Part of the SNAP-Ed Strategies & Interventions Toolkit.*
The Young at Heart Strength Training – A Fall Prevention Program (YAH) is a direct education intervention designed to increase physical activity and reduce sedentary behaviors in older adults age >60 and/or in persons with disabilities. YAH classes meet for 1 hour, 2-3 times per week with at least one day of rest between classes for adequate recovery. There is a minimum of 32 sessions but can be ongoing without an end date. To maintain fidelity, all instructors are certified through an 8-hour training and must complete 4 hours of continuing education provided by Healthy Aging Association through the instructor meetings, which can be viewed via the internet. YAH classes are offered free of charge to all attendees. Classes are progressive and always consist of a warm-up, a movement phase with stretching and balance activities, followed by a cool-down.
YAH includes 32 one-hour sessions taught by a trained instructor that involve a dynamic warm-up, strength building exercises, stretches, 4 balance activities, and a cool-down. These intervention components provide the participants ways to increase range of motion, improve balance, strength and reduce falls. The program consists of a minimum of 10 core strength building exercises followed by a stretch and a maximum of 20 strength building exercises depending on the progression level of the class. The 8-10-minute warm-up, 10 core exercises, 4 balance activities, and the 5-8 minute cool-down must be completed in every class. There are a total of 5 different routines for the instructor to choose. The 10 core exercises are done in every single class, the additional exercises 11-20 vary per routine. It takes 2 months to set up the class, coordinate with the sites, train the instructors, and promote the class. We encourage participants to pre-register or sign-up to ensure the class has at least 8 participants prior to starting.
All exercises can be done sitting or standing and utilize resistance bands for most of the exercises. Exercises can be modified to accommodate most levels of function and include instruction from the instructors on how to exercise safely and effectively.
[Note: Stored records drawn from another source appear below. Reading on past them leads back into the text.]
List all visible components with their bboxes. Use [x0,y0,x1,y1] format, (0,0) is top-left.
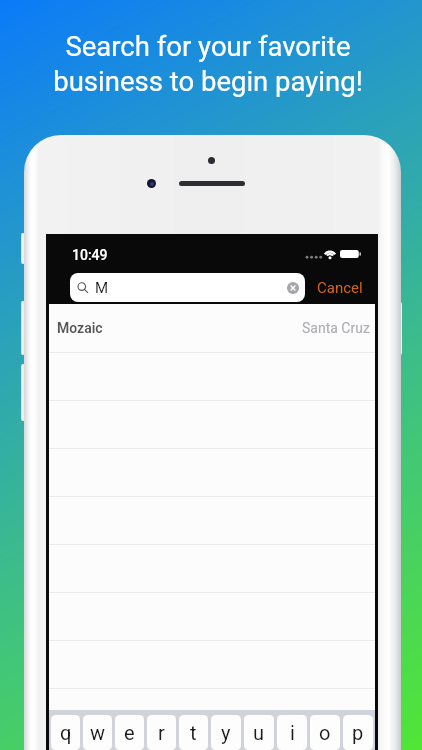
button[interactable]: e [115,715,144,750]
staticText: Cancel [317,279,363,297]
staticText: i [290,721,295,744]
staticText: t [190,721,197,744]
button[interactable]: o [310,715,340,750]
button[interactable]: Mozaic [49,304,375,352]
staticText: y [221,721,231,744]
staticText: q [60,721,72,744]
staticText: u [253,721,265,744]
staticText: e [124,721,135,744]
button[interactable]: r [147,715,176,750]
staticText: Search for your favorite business to beg… [53,30,363,97]
button[interactable]: u [244,715,274,750]
button[interactable]: p [343,715,373,750]
button[interactable]: y [211,715,241,750]
staticText: Mozaic [57,320,103,336]
staticText: 10:49 [72,247,108,263]
staticText: M [95,279,109,297]
button[interactable]: i [277,715,307,750]
staticText: Santa Cruz [302,320,370,336]
staticText: p [352,721,364,744]
staticText: r [158,721,165,744]
button[interactable]: q [51,715,80,750]
button[interactable]: M [70,273,305,302]
button[interactable]: w [83,715,112,750]
button[interactable]: Clear search text [287,282,299,294]
button[interactable]: t [179,715,208,750]
staticText: w [90,721,106,744]
button[interactable]: Cancel [312,275,368,301]
staticText: o [319,721,331,744]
Activities are medically, geographically, culturally, and linguistically appropriate for the community’s older adult population.
Community dwelling older adults who participated in the YAH fitness program for one year had better confidence in their balance (p=.012), better functional balance performance (p=.039), and a lower number of falls (p=.004) in a year as compared to their age and sex matched, non-exercising, counterparts. This suggests that exercise alone had a positive effect on the reduction of the risk and number of falls in older adults.
- Comparing Fall Risk of Older Adults in a Community-Based Fitness Program to Non-Participants
YAH evaluation materials include:
- Tinetti Fall Efficacy Scale (TFES): Used for all participants during session one of the programs and then again after session 32.
- Participant “spotlight” form: Participants write down physical and mental improvements and how the program has made an impact on their life.
- Rapid Assessment of Physical Activity (RAPA) tool.
To order, email the Healthy Aging Association at email@example.com.
The price is $1,500.00 for certification and accompanying materials. It costs $170.00 annually to renew. Discounts are offered if an organization sends more than one person to be trained. Additional fees for certification vary. The training is in Modesto, CA. lodging, food, and travel are not included.
*SNAP-Ed Strategies & Interventions: An Obesity Prevention Toolkit for States is a compilation of interventions. The toolkit was developed by USDA's Food and Nutrition Service, The Association of SNAP-Ed Nutrition Education Administrators (ASNNA), the University of North Carolina at Chapel Hill's Center for Training and Research Translation (Center TRT), and the National Collaborative on Childhood Obesity Research (NCCOR), a partnership between the Centers for Disease Control and Prevention (CDC), the National Institutes for Health (NIH), the Robert Wood Johnson Foundation, and the USDA. It is designed and updated to help state SNAP-Ed administrative and implementing agencies identify evidence-based obesity prevention programs and policy, systems, and environmental (PSE) strategies and interventions to include in their SNAP-Ed plans.